Wednesday, August 4, 2010

drinky bird saves the world


Every time I watch our drinky bird I imagine a giant one operating gears that could power our house. It would solve the problem of renewable energy quite handily, don't you think?

The scientific explanation is they're heat engines that exploit the difference in temperature between the air and the water it dips into. But so far as I can tell, after hours of careful observation, they're real perpetual motion machines.

Besides, wouldn't it be fun to see giant ones in front of peoples houses everywhere? Imagining fields of enormous drinky birds providing power for our cities makes me smile.

15 comments:

La Belette Rouge said...

As long at the drinky birds look like Crow! If they did I would sign up for one right now.;-)

Linda said...

i think this is perhaps the best idea i have ever heard and anything that brings a smile, shall heal the world, right? right.
xx

Spadoman said...

First of all, I haven't seen one of those in years! And you have one, how cool is that!?!?
I thought they were hydraulic ram pumps. They work on the weight of the water. Maybe they are, and the reason the water is sucked into it is because of the heat differences. I don't know, I'm not an engineer. I do remember in the 1980's wehn we built that passive solar heated house on the river, I was always going to try a hydraulic ram pump to run river water to the gardens without the use of electricity.
You are right, there are so many ways mankind has found, but we don't employ any of them. Probably the same reason for this as solar and wind and other forms of energy, no money for the rich to make off the back of the poor(er).

Peace.

lindsaylobe said...

So long as the drinky birds s didn’t consume too much alchahol!
In relation to your previous post I do agree it is a wise bird that concludes there no easy answers. In areas like Louisiana, from what I have read, they have become so reliant on the oil industry to be captive to continuance at all costs with the majority of residents against any abrupt cessation. (E.g. in Louisiana, 72 percent of people are against Obama’s six-month ban on offshore drilling, compared to only 39 percent among the U.S. population at-large.)
The USA, of course, can turn on a dime so to speak, that is if you were to impose the same taxes on gasoline as applies elsewhere in the world that would generate trillions in additional tax revenue.
But many of your regions don’t have the infrastructure because urbanization has spread without any public transport system to create motor vehicle dependency so that any substantial hike in gasoline prices would cause very severe hardships.
Best wishes

Randal Graves said...

Every time I see one of these, my noodle immediately conjures Homer:

"It's *drinking* the water!"

I'm a bit wary of giant drinking birds unless we get to choose our own color scheme.

Liberality said...

long time no see a one of these ;~)

great idea, I second that!

susan said...

belette - I'm not sure he's amenable to franchising his appearance :-)

linda - You're right and besides the smiling part, it just might work.

spadoman - Yeah, we really do have one.
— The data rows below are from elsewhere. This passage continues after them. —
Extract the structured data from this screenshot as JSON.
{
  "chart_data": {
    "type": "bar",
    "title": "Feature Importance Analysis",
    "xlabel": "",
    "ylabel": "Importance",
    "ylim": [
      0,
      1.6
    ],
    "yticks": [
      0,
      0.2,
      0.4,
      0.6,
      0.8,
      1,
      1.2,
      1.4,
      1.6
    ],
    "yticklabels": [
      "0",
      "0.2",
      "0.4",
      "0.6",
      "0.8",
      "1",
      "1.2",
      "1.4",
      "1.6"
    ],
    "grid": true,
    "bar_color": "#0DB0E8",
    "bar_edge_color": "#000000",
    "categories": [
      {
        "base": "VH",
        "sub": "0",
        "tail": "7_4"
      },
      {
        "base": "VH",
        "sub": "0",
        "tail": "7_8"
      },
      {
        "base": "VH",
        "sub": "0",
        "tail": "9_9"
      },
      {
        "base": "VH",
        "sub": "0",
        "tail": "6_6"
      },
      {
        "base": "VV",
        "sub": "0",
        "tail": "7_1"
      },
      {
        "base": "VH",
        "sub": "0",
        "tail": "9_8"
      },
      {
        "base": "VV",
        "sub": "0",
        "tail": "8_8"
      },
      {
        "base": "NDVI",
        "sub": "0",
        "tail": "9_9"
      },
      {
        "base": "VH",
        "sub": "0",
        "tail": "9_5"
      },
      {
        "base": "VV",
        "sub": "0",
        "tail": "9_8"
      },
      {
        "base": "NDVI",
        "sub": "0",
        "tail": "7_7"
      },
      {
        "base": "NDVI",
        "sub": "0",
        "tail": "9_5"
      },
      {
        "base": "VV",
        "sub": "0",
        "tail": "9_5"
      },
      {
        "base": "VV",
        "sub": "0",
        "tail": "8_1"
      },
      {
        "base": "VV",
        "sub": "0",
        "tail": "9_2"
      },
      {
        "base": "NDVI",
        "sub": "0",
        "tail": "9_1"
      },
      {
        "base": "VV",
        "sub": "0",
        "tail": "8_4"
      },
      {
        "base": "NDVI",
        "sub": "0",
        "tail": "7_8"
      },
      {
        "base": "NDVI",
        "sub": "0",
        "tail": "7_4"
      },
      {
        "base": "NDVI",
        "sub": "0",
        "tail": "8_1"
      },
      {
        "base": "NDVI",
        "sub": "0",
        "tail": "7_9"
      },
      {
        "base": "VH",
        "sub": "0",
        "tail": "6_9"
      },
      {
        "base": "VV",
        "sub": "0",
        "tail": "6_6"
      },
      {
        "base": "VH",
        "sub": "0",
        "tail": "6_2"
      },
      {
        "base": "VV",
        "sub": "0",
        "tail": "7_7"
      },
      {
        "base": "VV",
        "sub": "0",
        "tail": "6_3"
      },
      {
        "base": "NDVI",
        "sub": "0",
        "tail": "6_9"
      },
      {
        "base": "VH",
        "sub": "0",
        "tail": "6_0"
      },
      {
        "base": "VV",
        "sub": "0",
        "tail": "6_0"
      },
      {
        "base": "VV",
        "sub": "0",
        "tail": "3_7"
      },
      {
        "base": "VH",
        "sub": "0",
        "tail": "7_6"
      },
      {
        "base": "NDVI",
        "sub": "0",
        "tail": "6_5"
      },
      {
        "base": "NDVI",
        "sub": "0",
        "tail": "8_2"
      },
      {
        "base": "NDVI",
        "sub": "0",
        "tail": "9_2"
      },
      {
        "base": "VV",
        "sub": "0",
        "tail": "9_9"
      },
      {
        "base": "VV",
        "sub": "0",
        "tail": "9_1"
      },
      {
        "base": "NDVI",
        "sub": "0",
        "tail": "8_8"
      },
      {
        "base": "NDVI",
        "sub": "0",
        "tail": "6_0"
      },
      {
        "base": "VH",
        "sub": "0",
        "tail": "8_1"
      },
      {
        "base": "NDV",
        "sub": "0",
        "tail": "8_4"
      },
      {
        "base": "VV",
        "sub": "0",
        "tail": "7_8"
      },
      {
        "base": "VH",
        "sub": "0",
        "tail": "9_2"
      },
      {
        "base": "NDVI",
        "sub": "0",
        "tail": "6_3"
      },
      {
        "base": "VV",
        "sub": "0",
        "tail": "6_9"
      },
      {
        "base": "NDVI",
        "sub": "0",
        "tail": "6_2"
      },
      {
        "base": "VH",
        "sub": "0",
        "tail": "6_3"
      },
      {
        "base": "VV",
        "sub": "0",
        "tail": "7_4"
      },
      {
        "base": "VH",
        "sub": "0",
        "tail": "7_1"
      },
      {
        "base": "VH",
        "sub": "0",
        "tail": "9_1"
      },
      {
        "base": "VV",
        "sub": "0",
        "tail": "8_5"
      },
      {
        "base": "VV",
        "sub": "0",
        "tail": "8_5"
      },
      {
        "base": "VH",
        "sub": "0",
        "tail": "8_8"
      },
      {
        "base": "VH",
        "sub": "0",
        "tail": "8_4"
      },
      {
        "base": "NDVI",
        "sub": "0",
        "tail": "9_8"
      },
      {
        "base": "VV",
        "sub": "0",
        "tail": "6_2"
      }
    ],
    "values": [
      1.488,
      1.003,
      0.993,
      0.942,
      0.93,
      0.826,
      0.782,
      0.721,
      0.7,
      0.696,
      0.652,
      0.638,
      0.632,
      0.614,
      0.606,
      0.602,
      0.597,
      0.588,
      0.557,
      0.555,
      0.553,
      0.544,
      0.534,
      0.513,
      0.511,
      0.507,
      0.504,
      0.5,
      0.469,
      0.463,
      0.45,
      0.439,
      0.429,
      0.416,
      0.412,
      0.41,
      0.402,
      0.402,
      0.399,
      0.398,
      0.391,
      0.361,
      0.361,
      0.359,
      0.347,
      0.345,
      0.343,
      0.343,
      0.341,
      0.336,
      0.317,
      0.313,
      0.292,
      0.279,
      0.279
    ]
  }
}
It was just too neat to pass up.

I'm no engineer either but it certainly would be a good thing if we could just remove ourselves from the clutches of the corporate overlords and become self-sufficient. that would teach them.
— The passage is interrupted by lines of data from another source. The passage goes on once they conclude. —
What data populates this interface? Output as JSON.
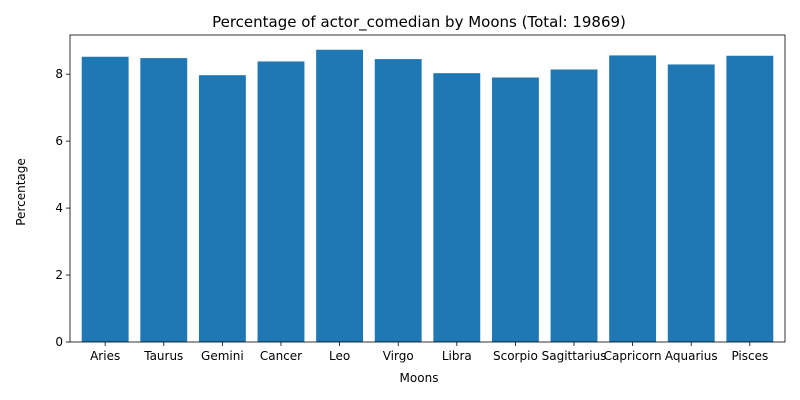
{
  "chart_data": {
    "type": "bar",
    "title": "Percentage of actor_comedian by Moons (Total: 19869)",
    "xlabel": "Moons",
    "ylabel": "Percentage",
    "categories": [
      "Aries",
      "Taurus",
      "Gemini",
      "Cancer",
      "Leo",
      "Virgo",
      "Libra",
      "Scorpio",
      "Sagittarius",
      "Capricorn",
      "Aquarius",
      "Pisces"
    ],
    "values": [
      8.52,
      8.48,
      7.97,
      8.38,
      8.73,
      8.45,
      8.03,
      7.9,
      8.14,
      8.56,
      8.29,
      8.55
    ],
    "ylim": [
      0,
      9.17
    ],
    "yticks": [
      0,
      2,
      4,
      6,
      8
    ],
    "bar_color": "#1f77b4",
    "grid": false,
    "legend": "none"
  }
}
lindsay - Thankfully, drinky birds seem to prefer water.

It really is sad to see the people on the Gulf coast suffering so much - never mind all the other animals. Too bad they don't get to vote because if they did I'm sure they'd prefer dealing with fishermen over oil men.

You're correct about the amount of sprawl in this country. Shockingly, there's very little access to public transport even in large areas connected to cities. It's not unusual even around here that people drive an hour or more to their jobs. Of course, a lot of them also prefer to drive rather than spend time close to other people.

randal - It would have to be part of the program that everyone gets to choose the colors of their personal drinky birds.

liberality - It is, isn't it?

Gary said...

I have had the same idea for decades. I see them in rows of hundreds dipping into Kootenay Lake and sending energy out their tails...

Joss Albért said...

Hmm... got's me a thinking about birdies a-drinking...

I hope you are well Susan! Off topic, but there's an excellent article in the current Time magazine about animal intelligence. I'm sure you'd appreciate it.

Speak soon! :)

Seraphine said...

they tell you it is water, but it's really booze.
birds get druk of fermented grapes just like we do.
ask crow.

susan said...

gary - Great minds think alike :-)

joss - There's nothing like quenching a well-earned thirst.

As you can see from the most recent post, I went and read it straight away. Thanks for the inspiration :-)

sera - Ah yes, I know it's one of Crow's favorite pastimes :-)

gfid said...

i had one of these years ago.... but being the kind of kid i was, i had to take it apart to see what it was made of...... and poor drinky didn't survive. now i have to do some online shopping.... have always loved drinky... despite being his tormenter and murderer. pls don't tell Crow.

susan said...

gfid - haha. I took apart my father's alarm clock once and had the same result. I promise not to tell Crow about your misadventure :-)

Pagan Sphinx said...

You made me smile, too. I would love to have one.

susan said...

pagan sphinx - I packed our drinky bird today. They're surprisingly hard to find.